Concerning the carbon source, preliminary experiments carried out in our laboratory showed that wheat bran was an adequate carbon source for A. awamori cultivation. Wheat bran is composed predominantly of non-starch carbohydrates, starch and crude protein. The non-starch carbohydrates are primarily arabinoxylans, cellulose and β-(1–3)(1–4)-glucan, which may induce xylanase production (Haltrich ; Sun ). Indeed, high levels of xylanase were obtained in this work when wheat bran was used as carbon source. It was also reported that A. awamori produces high levels of ferulic acid esterase when cultivated on wheat bran medium (Kaunachi ).

In uncontrolled pH fermentations, variations in the early stages are mostly related to the microorganism physiological response towards substrates uptake, whereas in the later stages cell lyses may play a bigger role. Lyses are followed by proteolysis and aminoacids deamination with their conversion into the corresponding keto acid by the removal of the amine functional group as ammonia. This augment on ammonia concentration in the growth media leads to pH increase. Thus, the enzyme activity peaks presented in here might reflect a balance between the excretion of the enzyme and its external inactivation by a denaturating pH environment.
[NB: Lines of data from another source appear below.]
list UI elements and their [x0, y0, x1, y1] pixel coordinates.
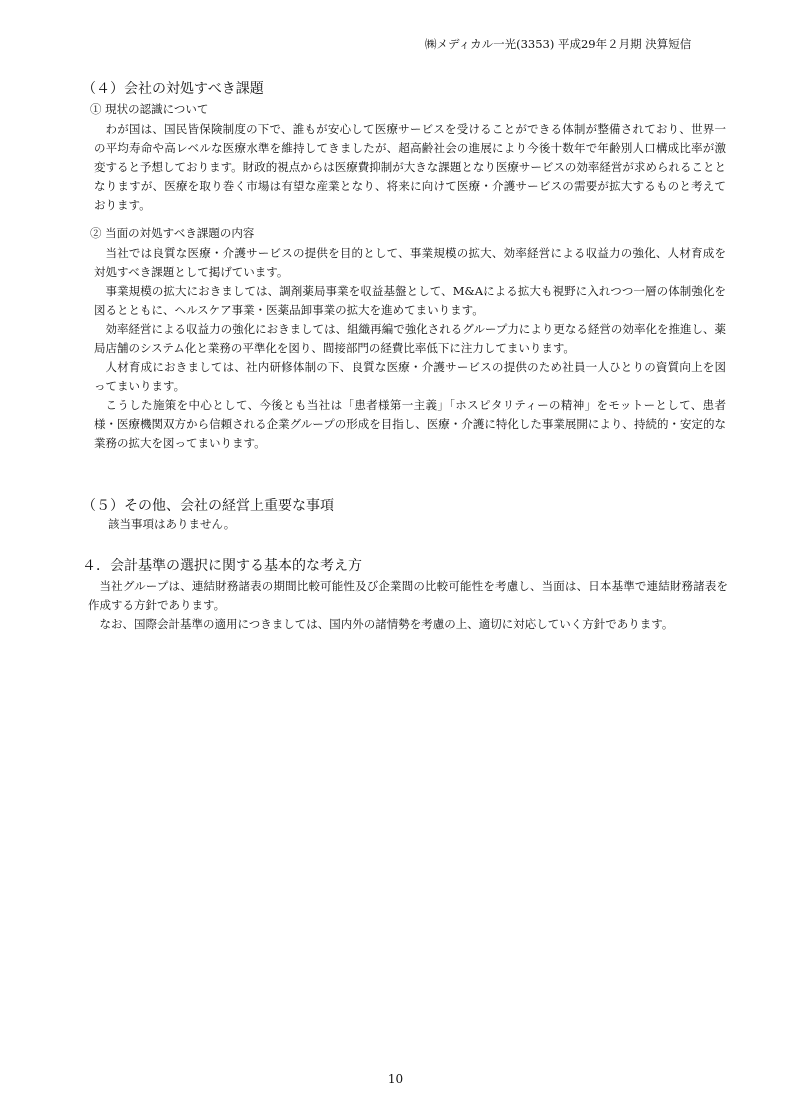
subsection-1-heading: ① 現状の認識について [90, 101, 208, 117]
issues-paragraph-3: 効率経営による収益力の強化におきましては、組織再編で強化されるグループ力により更… [94, 320, 726, 358]
accounting-paragraph-2: なお、国際会計基準の適用につきましては、国内外の諸情勢を考慮の上、適切に対応して… [88, 615, 728, 634]
subsection-2-heading: ② 当面の対処すべき課題の内容 [90, 225, 254, 241]
accounting-paragraph-1: 当社グループは、連結財務諸表の期間比較可能性及び企業間の比較可能性を考慮し、当面… [88, 577, 728, 615]
current-recognition-paragraph: わが国は、国民皆保険制度の下で、誰もが安心して医療サービスを受けることができる体… [94, 120, 726, 215]
page-number: 10 [0, 1072, 791, 1086]
issues-paragraph-5: こうした施策を中心として、今後とも当社は「患者様第一主義」「ホスピタリティーの精… [94, 396, 726, 453]
section-4-heading: （４）会社の対処すべき課題 [82, 78, 264, 98]
issues-paragraph-1: 当社では良質な医療・介護サービスの提供を目的として、事業規模の拡大、効率経営によ… [94, 244, 726, 282]
chapter-4-heading: ４．会計基準の選択に関する基本的な考え方 [82, 555, 362, 575]
section-5-heading: （５）その他、会社の経営上重要な事項 [82, 495, 334, 515]
document-header: ㈱メディカル一光(3353) 平成29年２月期 決算短信 [425, 36, 691, 52]
section-5-body: 該当事項はありません。 [108, 516, 235, 532]
issues-paragraph-2: 事業規模の拡大におきましては、調剤薬局事業を収益基盤として、M&Aによる拡大も視… [94, 282, 726, 320]
issues-paragraph-4: 人材育成におきましては、社内研修体制の下、良質な医療・介護サービスの提供のため社… [94, 358, 726, 396]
Regarding xylanase activity, it was reported that the crude xylanase from A. carneus M34 was stable in the range of 3–10 (> 70% relative activity) for 24 h at room temperature. It is also reported that A. japonicus xylanase retained more than 80% of its original activity over a wide pH range, from 2.0 to 9.0 (Wakiyama ). These results substantiate the finding that most crude xylanases of fungal origin are stable over a broad pH range. Concerning the β-xylosidase and ferulic acid esterase, A. japonicus β-xylosidase had retained more than 90% of its original activity between pH 2.0 and 7.0 at room temperature for 3 hours (Wakiyama ) and the A. awamori ferulic acid esterase showed to be stable within the pH range 4.5 to 6.5 (Fazary ). The pH studies for fungal β-glucosidase showed the enzyme to be stable up to 60 min at 50 °C over a pH range of 4.0–8.0 (Peralta ) and a maximum activity in an acidic pH range 4.0–6.0 (Joo ; Teixeira ). The A. awamori β-glucosidase produced in this work showed to be quite stable in a pH value as high as 8.1, in accordance to the literature.
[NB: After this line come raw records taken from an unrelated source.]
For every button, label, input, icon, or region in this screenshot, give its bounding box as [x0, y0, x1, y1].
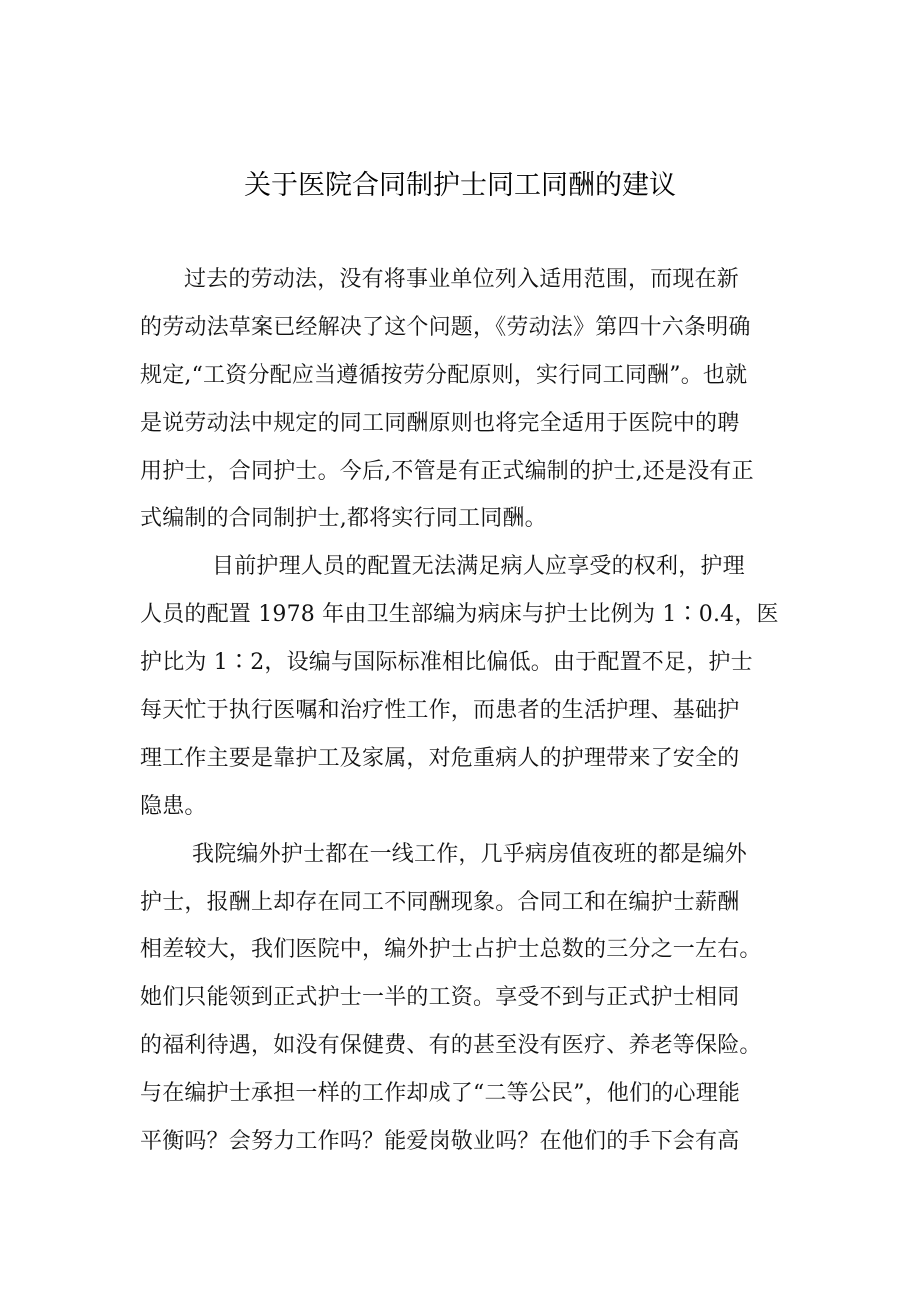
text-line: 的福利待遇，如没有保健费、有的甚至没有医疗、养老等保险。: [140, 1028, 790, 1076]
text-line: 我院编外护士都在一线工作，几乎病房值夜班的都是编外: [140, 837, 790, 885]
text-line: 她们只能领到正式护士一半的工资。享受不到与正式护士相同: [140, 980, 790, 1028]
paragraph-1: 过去的劳动法，没有将事业单位列入适用范围，而现在新 的劳动法草案已经解决了这个问…: [140, 262, 790, 549]
text-line: 是说劳动法中规定的同工同酬原则也将完全适用于医院中的聘: [140, 406, 790, 454]
text-line: 式编制的合同制护士,都将实行同工同酬。: [140, 501, 790, 549]
document-page: 关于医院合同制护士同工同酬的建议 过去的劳动法，没有将事业单位列入适用范围，而现…: [0, 0, 920, 1302]
text-line: 隐患。: [140, 789, 790, 837]
paragraph-3: 我院编外护士都在一线工作，几乎病房值夜班的都是编外 护士，报酬上却存在同工不同酬…: [140, 837, 790, 1172]
text-line: 人员的配置 1978 年由卫生部编为病床与护士比例为 1∶0.4，医: [140, 597, 790, 645]
text-line: 与在编护士承担一样的工作却成了“二等公民”，他们的心理能: [140, 1076, 790, 1124]
text-line: 相差较大，我们医院中，编外护士占护士总数的三分之一左右。: [140, 932, 790, 980]
text-line: 护比为 1∶2，设编与国际标准相比偏低。由于配置不足，护士: [140, 645, 790, 693]
text-line: 平衡吗？会努力工作吗？能爱岗敬业吗？在他们的手下会有高: [140, 1124, 790, 1172]
text-line: 用护士，合同护士。今后,不管是有正式编制的护士,还是没有正: [140, 454, 790, 502]
document-title: 关于医院合同制护士同工同酬的建议: [0, 166, 920, 206]
text-line: 目前护理人员的配置无法满足病人应享受的权利，护理: [140, 549, 790, 597]
text-line: 每天忙于执行医嘱和治疗性工作，而患者的生活护理、基础护: [140, 693, 790, 741]
text-line: 规定,“工资分配应当遵循按劳分配原则，实行同工同酬”。也就: [140, 358, 790, 406]
text-line: 的劳动法草案已经解决了这个问题，《劳动法》第四十六条明确: [140, 310, 790, 358]
paragraph-2: 目前护理人员的配置无法满足病人应享受的权利，护理 人员的配置 1978 年由卫生…: [140, 549, 790, 836]
text-line: 护士，报酬上却存在同工不同酬现象。合同工和在编护士薪酬: [140, 885, 790, 933]
document-body: 过去的劳动法，没有将事业单位列入适用范围，而现在新 的劳动法草案已经解决了这个问…: [140, 262, 790, 1172]
text-line: 过去的劳动法，没有将事业单位列入适用范围，而现在新: [140, 262, 790, 310]
text-line: 理工作主要是靠护工及家属，对危重病人的护理带来了安全的: [140, 741, 790, 789]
Additionally, enzyme levels of A. awamori were compared to that of T. reesei Rut-C30 aiming to find out complementary activities and activity levels to design a complete blend for biomass enzymatic hydrolysis. A. awamori produces β-glucosidase in high yields which is of importance for the supplementation of the T. reesei cellulases pool. However, the highest β-glucosidase accumulation was observed when yeast extract was used, which is a rich organic nitrogen source that favors fungal biomass accumulation but very costly for industrial processes.
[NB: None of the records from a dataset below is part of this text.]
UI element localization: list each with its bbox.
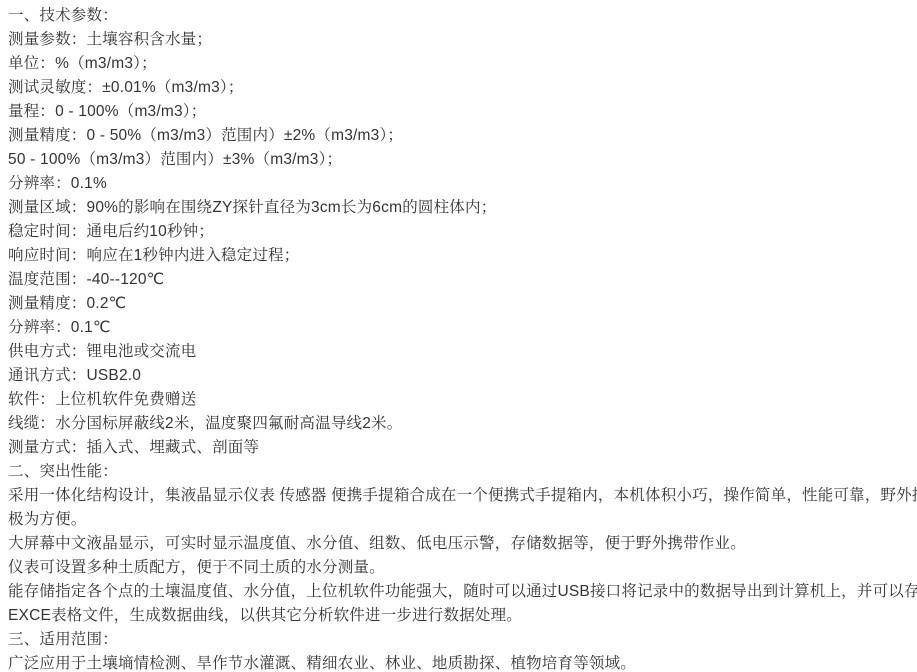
spec-line-response-time: 响应时间：响应在1秒钟内进入稳定过程； bbox=[8, 244, 917, 268]
spec-line-accuracy-2: 50 - 100%（m3/m3）范围内）±3%（m3/m3）； bbox=[8, 148, 917, 172]
spec-line-measure-area: 测量区域：90%的影响在围绕ZY探针直径为3cm长为6cm的圆柱体内； bbox=[8, 196, 917, 220]
spec-line-sensitivity: 测试灵敏度：±0.01%（m3/m3）； bbox=[8, 76, 917, 100]
spec-line-resolution: 分辨率：0.1% bbox=[8, 172, 917, 196]
spec-line-temp-resolution: 分辨率：0.1℃ bbox=[8, 316, 917, 340]
spec-line-temp-accuracy: 测量精度：0.2℃ bbox=[8, 292, 917, 316]
feature-line-5: 能存储指定各个点的土壤温度值、水分值，上位机软件功能强大，随时可以通过USB接口… bbox=[8, 580, 917, 604]
section-features-heading: 二、突出性能： bbox=[8, 460, 917, 484]
spec-line-measure-param: 测量参数：土壤容积含水量； bbox=[8, 28, 917, 52]
feature-line-1: 采用一体化结构设计，集液晶显示仪表 传感器 便携手提箱合成在一个便携式手提箱内，… bbox=[8, 484, 917, 508]
feature-line-3: 大屏幕中文液晶显示，可实时显示温度值、水分值、组数、低电压示警，存储数据等，便于… bbox=[8, 532, 917, 556]
spec-line-accuracy-1: 测量精度：0 - 50%（m3/m3）范围内）±2%（m3/m3）； bbox=[8, 124, 917, 148]
spec-line-unit: 单位：%（m3/m3）； bbox=[8, 52, 917, 76]
spec-line-software: 软件：上位机软件免费赠送 bbox=[8, 388, 917, 412]
spec-line-temp-range: 温度范围：-40--120℃ bbox=[8, 268, 917, 292]
feature-line-2: 极为方便。 bbox=[8, 508, 917, 532]
spec-line-cable: 线缆：水分国标屏蔽线2米，温度聚四氟耐高温导线2米。 bbox=[8, 412, 917, 436]
spec-line-range: 量程：0 - 100%（m3/m3）； bbox=[8, 100, 917, 124]
application-line: 广泛应用于土壤墒情检测、旱作节水灌溉、精细农业、林业、地质勘探、植物培育等领域。 bbox=[8, 652, 917, 672]
section-tech-params-heading: 一、技术参数： bbox=[8, 4, 917, 28]
feature-line-6: EXCE表格文件，生成数据曲线，以供其它分析软件进一步进行数据处理。 bbox=[8, 604, 917, 628]
spec-line-power-supply: 供电方式：锂电池或交流电 bbox=[8, 340, 917, 364]
document: 一、技术参数： 测量参数：土壤容积含水量； 单位：%（m3/m3）； 测试灵敏度… bbox=[0, 0, 917, 672]
spec-line-measure-method: 测量方式：插入式、埋藏式、剖面等 bbox=[8, 436, 917, 460]
spec-line-stabilize-time: 稳定时间：通电后约10秒钟； bbox=[8, 220, 917, 244]
spec-line-comm-method: 通讯方式：USB2.0 bbox=[8, 364, 917, 388]
section-applications-heading: 三、适用范围： bbox=[8, 628, 917, 652]
feature-line-4: 仪表可设置多种土质配方，便于不同土质的水分测量。 bbox=[8, 556, 917, 580]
In conclusion, A. awamori 2B.361 U2/1 showed to be an outstanding fungal strain for the production of xylan hydrolyzing enzymatic pool. It was shown that A. awamori performed well when urea was used as a nitrogen source, which comparatively presents cost advantage and keeps the cultivation pH within a desirable fluctuation range. Under these conditions, this work presented a feasible process for the production of xylanase, ferulic acid esterase and β-xylosidase, which are of outmost importance for the supplementation of cellulases preparations aiming for the biomass saccharification.